HEALTH

The high altitude (7,000 ft.) and desert climate are factors that draw people into Santa Fe. This sudden change in climate and environment can be somewhat stressful for certain travelers. Altitude sickness, sunburn, and dehydration are health conditions that may affect travelers and residents alike. Symptoms of altitude sickness include tingling in the limbs, nausea, dizziness, difficulty breathing and headaches. Practice the following habits during all seasons in Santa Fe to prevent these health conditions:

  • Drink plenty of water
  • Use sunblock
  • Wear chapstick
  • Get adequate rest
  • Avoid alcoholic beverages for up to 4 days
  • Consume light meals for up to 4 days

NATURAL  MEDICINE

Alternative medicine options are abundent in Santa Fe.  They run the gamet from Accupuncturists to Qigong Energy Medicine practioners.

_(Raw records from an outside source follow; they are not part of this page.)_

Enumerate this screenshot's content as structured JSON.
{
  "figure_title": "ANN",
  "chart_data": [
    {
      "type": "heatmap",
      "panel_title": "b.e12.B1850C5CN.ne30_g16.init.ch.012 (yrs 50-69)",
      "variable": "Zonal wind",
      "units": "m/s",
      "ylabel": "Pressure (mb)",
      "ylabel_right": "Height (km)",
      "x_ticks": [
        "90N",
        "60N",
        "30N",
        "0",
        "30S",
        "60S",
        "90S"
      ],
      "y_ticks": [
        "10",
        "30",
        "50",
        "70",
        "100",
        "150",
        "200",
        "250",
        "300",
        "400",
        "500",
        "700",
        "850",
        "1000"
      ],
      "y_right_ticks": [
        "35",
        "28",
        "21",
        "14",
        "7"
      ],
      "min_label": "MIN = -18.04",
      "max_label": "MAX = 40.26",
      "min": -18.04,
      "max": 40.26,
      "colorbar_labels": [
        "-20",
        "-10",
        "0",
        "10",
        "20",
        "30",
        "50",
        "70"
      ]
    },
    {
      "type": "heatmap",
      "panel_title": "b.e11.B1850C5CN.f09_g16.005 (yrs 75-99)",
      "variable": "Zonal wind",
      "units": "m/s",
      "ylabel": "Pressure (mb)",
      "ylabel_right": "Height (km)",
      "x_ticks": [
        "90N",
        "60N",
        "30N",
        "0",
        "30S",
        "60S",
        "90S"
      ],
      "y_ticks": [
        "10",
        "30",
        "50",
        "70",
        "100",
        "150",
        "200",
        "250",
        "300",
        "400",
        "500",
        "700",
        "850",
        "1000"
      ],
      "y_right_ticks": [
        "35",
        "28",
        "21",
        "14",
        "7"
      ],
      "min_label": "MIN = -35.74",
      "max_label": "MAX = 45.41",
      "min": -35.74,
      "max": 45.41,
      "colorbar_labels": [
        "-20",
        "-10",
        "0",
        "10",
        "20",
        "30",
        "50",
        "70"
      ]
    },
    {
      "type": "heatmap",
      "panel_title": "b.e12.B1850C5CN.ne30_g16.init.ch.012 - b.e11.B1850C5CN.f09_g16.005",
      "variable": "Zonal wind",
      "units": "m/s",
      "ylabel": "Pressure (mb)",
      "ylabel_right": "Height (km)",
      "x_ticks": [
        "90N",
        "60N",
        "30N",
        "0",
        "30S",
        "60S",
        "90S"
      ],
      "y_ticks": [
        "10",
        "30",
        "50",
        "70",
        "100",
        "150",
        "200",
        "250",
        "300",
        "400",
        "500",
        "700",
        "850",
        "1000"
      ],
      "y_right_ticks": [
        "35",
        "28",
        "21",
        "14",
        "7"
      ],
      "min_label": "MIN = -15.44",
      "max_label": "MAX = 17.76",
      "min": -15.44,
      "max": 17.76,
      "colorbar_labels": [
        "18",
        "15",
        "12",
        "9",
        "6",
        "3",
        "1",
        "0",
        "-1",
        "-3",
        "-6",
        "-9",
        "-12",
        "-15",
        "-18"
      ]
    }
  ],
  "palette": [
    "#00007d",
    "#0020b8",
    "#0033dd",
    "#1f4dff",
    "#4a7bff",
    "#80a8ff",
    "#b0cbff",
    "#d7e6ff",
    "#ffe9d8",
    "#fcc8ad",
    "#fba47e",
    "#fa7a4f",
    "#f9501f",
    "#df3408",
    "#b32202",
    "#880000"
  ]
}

Massage therapists to Aroma Therapy practioners.  Reiki practioners,  Shamans and almost any other modality you can imagine.  There are numerous natural healing schools and classes of all types including Yoga, Pilates, Taiji and more.  The card racks around town,  the internet, phone books and local alternative papers all promote an array of options.

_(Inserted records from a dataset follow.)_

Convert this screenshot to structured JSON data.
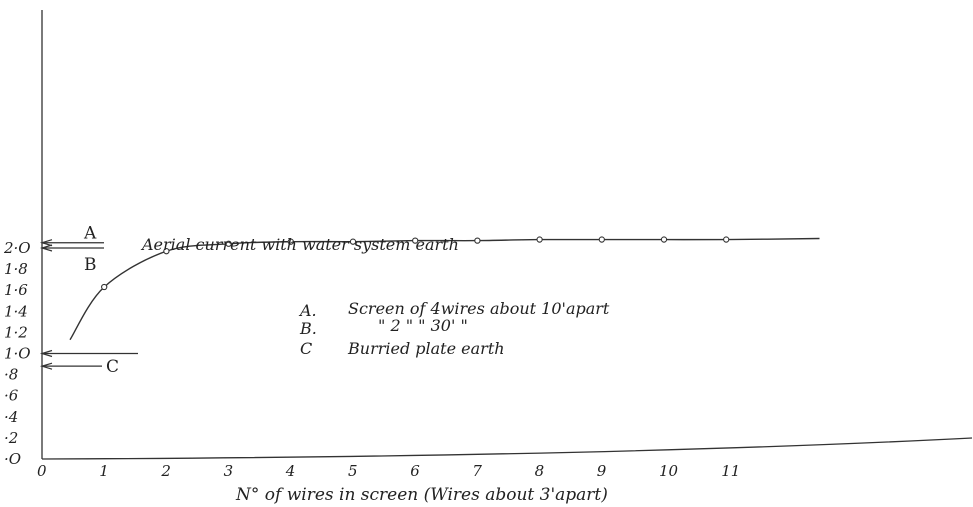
{
  "chart_data": {
    "type": "line",
    "title": "",
    "xlabel": "N° of wires in screen  (Wires about 3'apart)",
    "ylabel": "",
    "xlim": [
      0,
      12.5
    ],
    "ylim": [
      0,
      2.2
    ],
    "x_ticks": [
      "0",
      "1",
      "2",
      "3",
      "4",
      "5",
      "6",
      "7",
      "8",
      "9",
      "10",
      "11"
    ],
    "y_ticks": [
      "·O",
      "·2",
      "·4",
      "·6",
      "·8",
      "1·O",
      "1·2",
      "1·4",
      "1·6",
      "1·8",
      "2·O"
    ],
    "grid": false,
    "series": [
      {
        "x": [
          1,
          2,
          3,
          4,
          5,
          6,
          7,
          8,
          9,
          10,
          11
        ],
        "y": [
          1.63,
          1.97,
          2.04,
          2.06,
          2.06,
          2.07,
          2.07,
          2.08,
          2.08,
          2.08,
          2.08
        ]
      }
    ],
    "curve_start": {
      "x": 0.45,
      "y": 1.13
    },
    "curve_end": {
      "x": 12.5,
      "y": 2.09
    },
    "reference_lines": [
      {
        "marker": "A",
        "y": 2.05
      },
      {
        "marker": "B",
        "y": 2.0
      },
      {
        "marker": "C",
        "y": 0.88
      }
    ],
    "annotations": {
      "water_system": {
        "text": "Aerial current with water system earth",
        "y": 1.0
      },
      "legend": [
        {
          "key": "A.",
          "text": "Screen of 4wires about 10'apart"
        },
        {
          "key": "B.",
          "text": "\"   2  \"   \"   30'  \""
        },
        {
          "key": "C",
          "text": "Burried plate earth"
        }
      ]
    }
  }
}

Transformational healing opportunities can support you to create major life changes,  resolve  crisis health issues, or release nagging ailments.  Santa Fe is a mecca for healing naturally.

DRIVING

Other than the street confusion, driving is relatively manageable in Santa Fe until extreme weather conditions develop. In the winter, snow can suddenly fall and freeze the streets. Tire chains are not ordinarily required in the valley, but be careful immediately following the snow. New residents sometimes do not know how to properly navigate the windy roads in the snow.

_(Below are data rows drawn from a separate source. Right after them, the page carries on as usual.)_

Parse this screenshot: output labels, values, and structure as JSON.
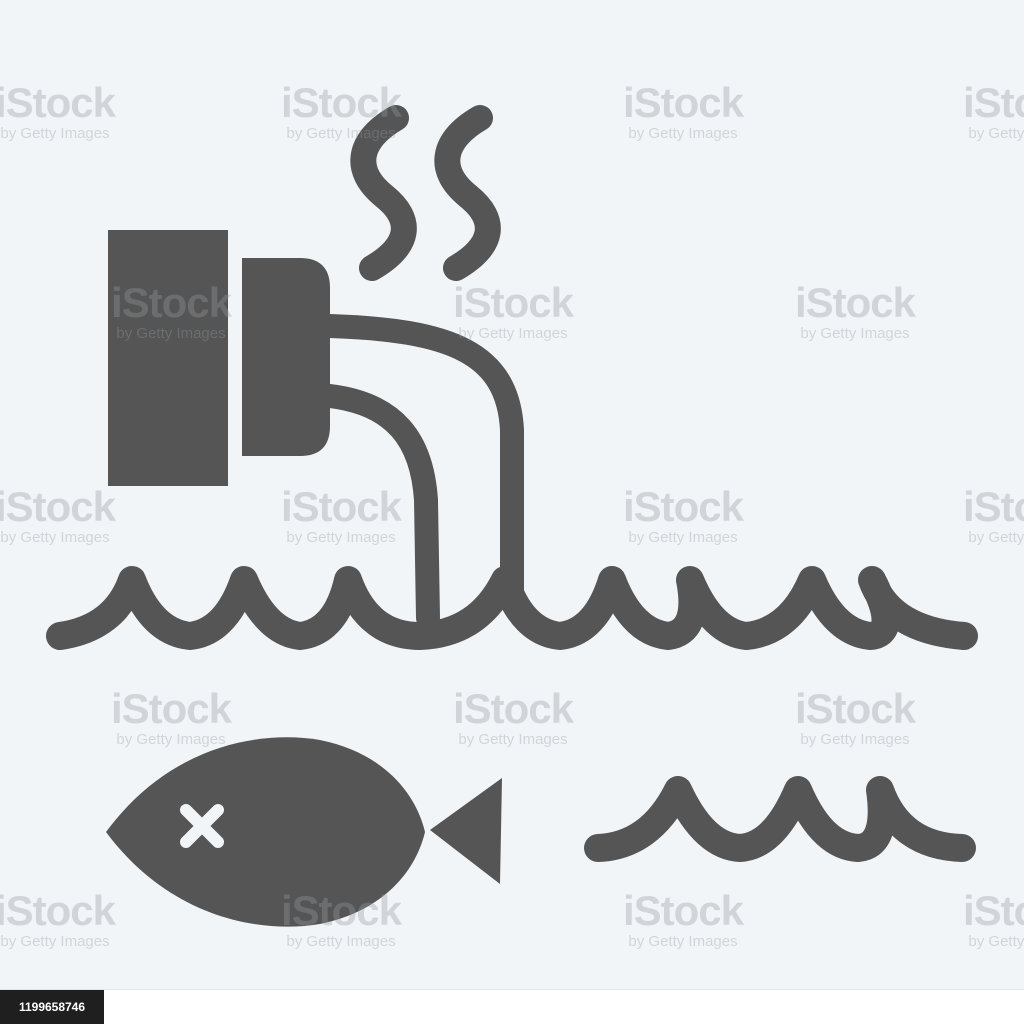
{
  "illustration": {
    "icon_name": "water-pollution-pipe-dead-fish-icon",
    "fill_color": "#555555",
    "background_color": "#f2f5f7",
    "eye_color": "#f2f5f7"
  },
  "watermark": {
    "brand": "iStock",
    "tagline": "by Getty Images"
  },
  "credit": {
    "image_number": "1199658746"
  }
}
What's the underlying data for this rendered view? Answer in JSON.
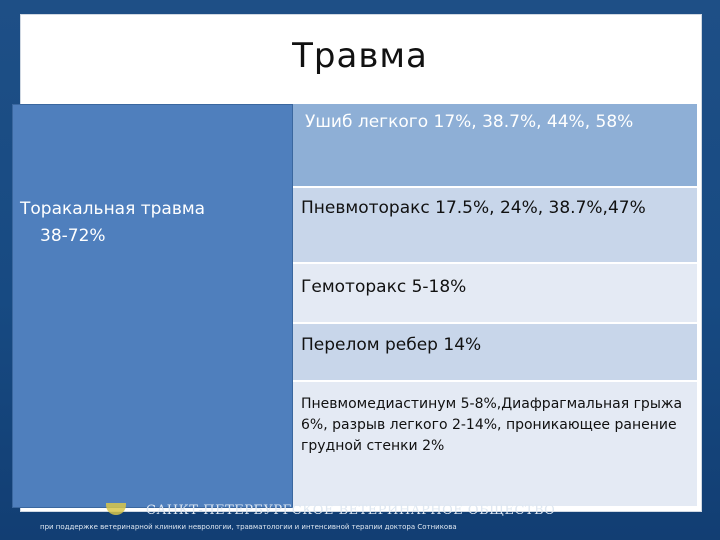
{
  "slide": {
    "title": "Травма",
    "left_cell": {
      "line1": "Торакальная травма",
      "line2": "38-72%"
    },
    "rows": [
      "Ушиб легкого 17%, 38.7%, 44%, 58%",
      "Пневмоторакс 17.5%, 24%, 38.7%,47%",
      "Гемоторакс 5-18%",
      "Перелом ребер 14%",
      "Пневмомедиастинум 5-8%,Диафрагмальная грыжа 6%, разрыв легкого 2-14%, проникающее ранение грудной стенки 2%"
    ]
  },
  "footer": {
    "organization": "САНКТ-ПЕТЕРБУРГСКОЕ ВЕТЕРИНАРНОЕ ОБЩЕСТВО",
    "subtitle": "при поддержке ветеринарной клиники неврологии, травматологии и интенсивной терапии доктора Сотникова"
  }
}
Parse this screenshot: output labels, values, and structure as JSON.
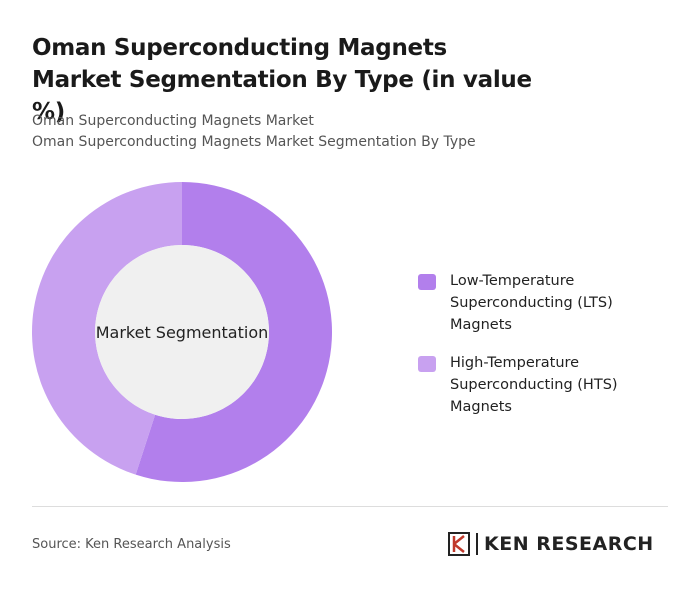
{
  "chart_data": {
    "type": "donut",
    "title": "Oman Superconducting Magnets Market Segmentation By Type (in value %)",
    "subtitles": [
      "Oman Superconducting Magnets Market",
      "Oman Superconducting Magnets Market Segmentation By Type"
    ],
    "center_label": "Market Segmentation",
    "series": [
      {
        "name": "Low-Temperature Superconducting (LTS) Magnets",
        "color": "#b27fec",
        "values": [
          55
        ]
      },
      {
        "name": "High-Temperature Superconducting (HTS) Magnets",
        "color": "#c8a1f0",
        "values": [
          45
        ]
      }
    ],
    "source": "Source: Ken Research Analysis",
    "logo": "KEN RESEARCH"
  }
}
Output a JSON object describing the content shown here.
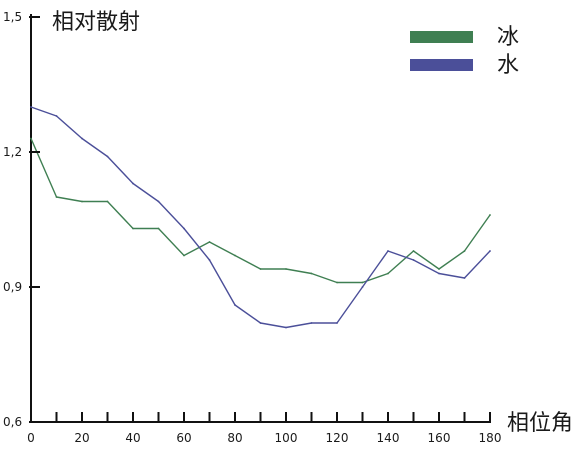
{
  "chart_data": {
    "type": "line",
    "xlabel": "相位角",
    "ylabel": "相对散射",
    "xlim": [
      0,
      180
    ],
    "ylim": [
      0.6,
      1.5
    ],
    "x_ticks": [
      0,
      20,
      40,
      60,
      80,
      100,
      120,
      140,
      160,
      180
    ],
    "x_tick_labels": [
      "0",
      "20",
      "40",
      "60",
      "80",
      "100",
      "120",
      "140",
      "160",
      "180"
    ],
    "y_ticks": [
      0.6,
      0.9,
      1.2,
      1.5
    ],
    "y_tick_labels": [
      "0,6",
      "0,9",
      "1,2",
      "1,5"
    ],
    "grid": false,
    "legend_position": "top-right",
    "series": [
      {
        "name": "冰",
        "color": "#3f7f52",
        "x": [
          0,
          10,
          20,
          30,
          40,
          50,
          60,
          70,
          80,
          90,
          100,
          110,
          120,
          130,
          140,
          150,
          160,
          170,
          180
        ],
        "values": [
          1.23,
          1.1,
          1.09,
          1.09,
          1.03,
          1.03,
          0.97,
          1.0,
          0.97,
          0.94,
          0.94,
          0.93,
          0.91,
          0.91,
          0.93,
          0.98,
          0.94,
          0.98,
          1.06
        ]
      },
      {
        "name": "水",
        "color": "#4b4f99",
        "x": [
          0,
          10,
          20,
          30,
          40,
          50,
          60,
          70,
          80,
          90,
          100,
          110,
          120,
          130,
          140,
          150,
          160,
          170,
          180
        ],
        "values": [
          1.3,
          1.28,
          1.23,
          1.19,
          1.13,
          1.09,
          1.03,
          0.96,
          0.86,
          0.82,
          0.81,
          0.82,
          0.82,
          0.9,
          0.98,
          0.96,
          0.93,
          0.92,
          0.98
        ]
      }
    ]
  }
}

Dust storms may occur in the Summer and Fall. Visitors who become caught in a dust storm  should drive slowly with the headlights on when there is visibility. In the case of complete obscurity, turn the lights OFF and pull as far to the side of the road as possible. Begin driving again when the conditions improve.  Just a note from a local perpective. There have been no dust storms in Santa Fe that were more than some dirt flying across the road with no huge decrease in visibility.   These may occur in more remote areas and to the west toward Gallup on I40. 

Furthermore, flash floods are unpredictable in any season. When an arroyo (dry, river bed) fills with storm water, it can be strong enough to swipe a car into an adjoining river. Watch weather reports for long-distance travel between cities. They will indicate when a flash flood is possible on designated streets or in geographical areas. The state posts signs near many potential flash flood areas. In the event of a flash flood, wait for the water to clear or choose an alternate route.